Quantum simulation of real-space dynamics

TL;DR

This paper develops new quantum algorithms for simulating real-space quantum dynamics, achieving exponential improvements in discretization error dependence and polynomial improvements in other parameters, with applications to quantum chemistry and optimization.

Contribution

It introduces quantum algorithms for real-space dynamics with significantly improved complexity bounds over previous methods, especially for Coulomb interactions.

Findings

Exponential improvement in discretization error dependence.

Polynomial improvement in simulation parameters like time and dimension.

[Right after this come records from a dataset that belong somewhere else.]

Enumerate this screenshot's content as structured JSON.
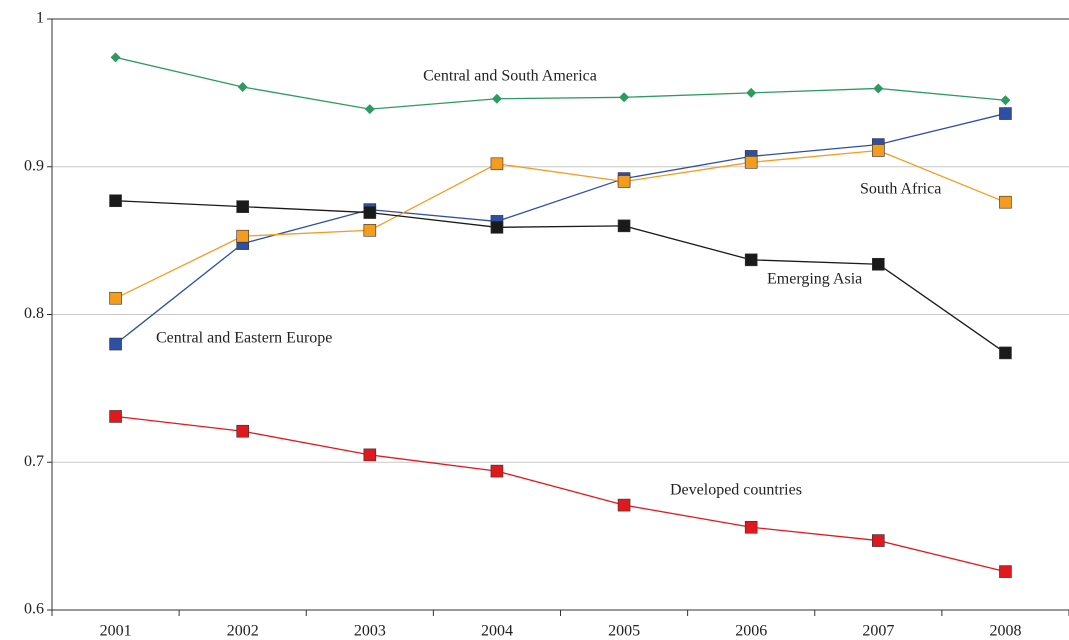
{
  "chart_data": {
    "type": "line",
    "categories": [
      "2001",
      "2002",
      "2003",
      "2004",
      "2005",
      "2006",
      "2007",
      "2008"
    ],
    "series": [
      {
        "name": "Central and South America",
        "color": "#2e9a62",
        "marker": "diamond",
        "values": [
          0.974,
          0.954,
          0.939,
          0.946,
          0.947,
          0.95,
          0.953,
          0.945
        ]
      },
      {
        "name": "Central and Eastern Europe",
        "color": "#2e4fa3",
        "marker": "square",
        "values": [
          0.78,
          0.848,
          0.871,
          0.863,
          0.892,
          0.907,
          0.915,
          0.936
        ]
      },
      {
        "name": "South Africa",
        "color": "#f39c1f",
        "marker": "square",
        "values": [
          0.811,
          0.853,
          0.857,
          0.902,
          0.89,
          0.903,
          0.911,
          0.876
        ]
      },
      {
        "name": "Emerging Asia",
        "color": "#1a1a1a",
        "marker": "square",
        "values": [
          0.877,
          0.873,
          0.869,
          0.859,
          0.86,
          0.837,
          0.834,
          0.774
        ]
      },
      {
        "name": "Developed countries",
        "color": "#e0191e",
        "marker": "square",
        "values": [
          0.731,
          0.721,
          0.705,
          0.694,
          0.671,
          0.656,
          0.647,
          0.626
        ]
      }
    ],
    "ylim": [
      0.6,
      1
    ],
    "yticks": [
      0.6,
      0.7,
      0.8,
      0.9,
      1
    ],
    "grid": true
  }
}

Applications to quantum chemistry and nonconvex optimization.

Abstract

Quantum simulation is a prominent application of quantum computers. While there is extensive previous work on simulating finite-dimensional systems, less is known about quantum algorithms for real-space dynamics. We conduct a systematic study of such algorithms. In particular, we show that the dynamics of a $d$-dimensional Schr\"{o}dinger equation with $\eta$ particles can be simulated with gate complexity $\tilde{O}\bigl(\eta d F \text{poly}(\log(g'/\epsilon))\bigr)$, where $\epsilon$ is the discretization error, $g'$ controls the higher-order derivatives of the wave function, and $F$ measures the time-integrated strength of the potential. Compared to the best previous results, this exponentially improves the dependence on $\epsilon$ and $g'$ from $\text{poly}(g'/\epsilon)$ to $\text{poly}(\log(g'/\epsilon))$ and polynomially improves the dependence on $T$ and $d$, while maintaining best known performance with respect to $\eta$. For the case of Coulomb interactions, we give an algorithm using $\eta^{3}(d+\eta)T\text{poly}(\log(\eta dTg'/(\Delta\epsilon)))/\Delta$ one- and two-qubit gates, and another using $\eta^{3}(4d)^{d/2}T\text{poly}(\log(\eta dTg'/(\Delta\epsilon)))/\Delta$ one- and two-qubit gates and QRAM operations, where $T$ is the evolution time and the parameter $\Delta$ regulates the unbounded Coulomb interaction. We give applications to several computational problems, including faster real-space simulation of quantum chemistry, rigorous analysis of discretization error for simulation of a uniform electron gas, and a quadratic improvement to a quantum algorithm for escaping saddle points in nonconvex optimization.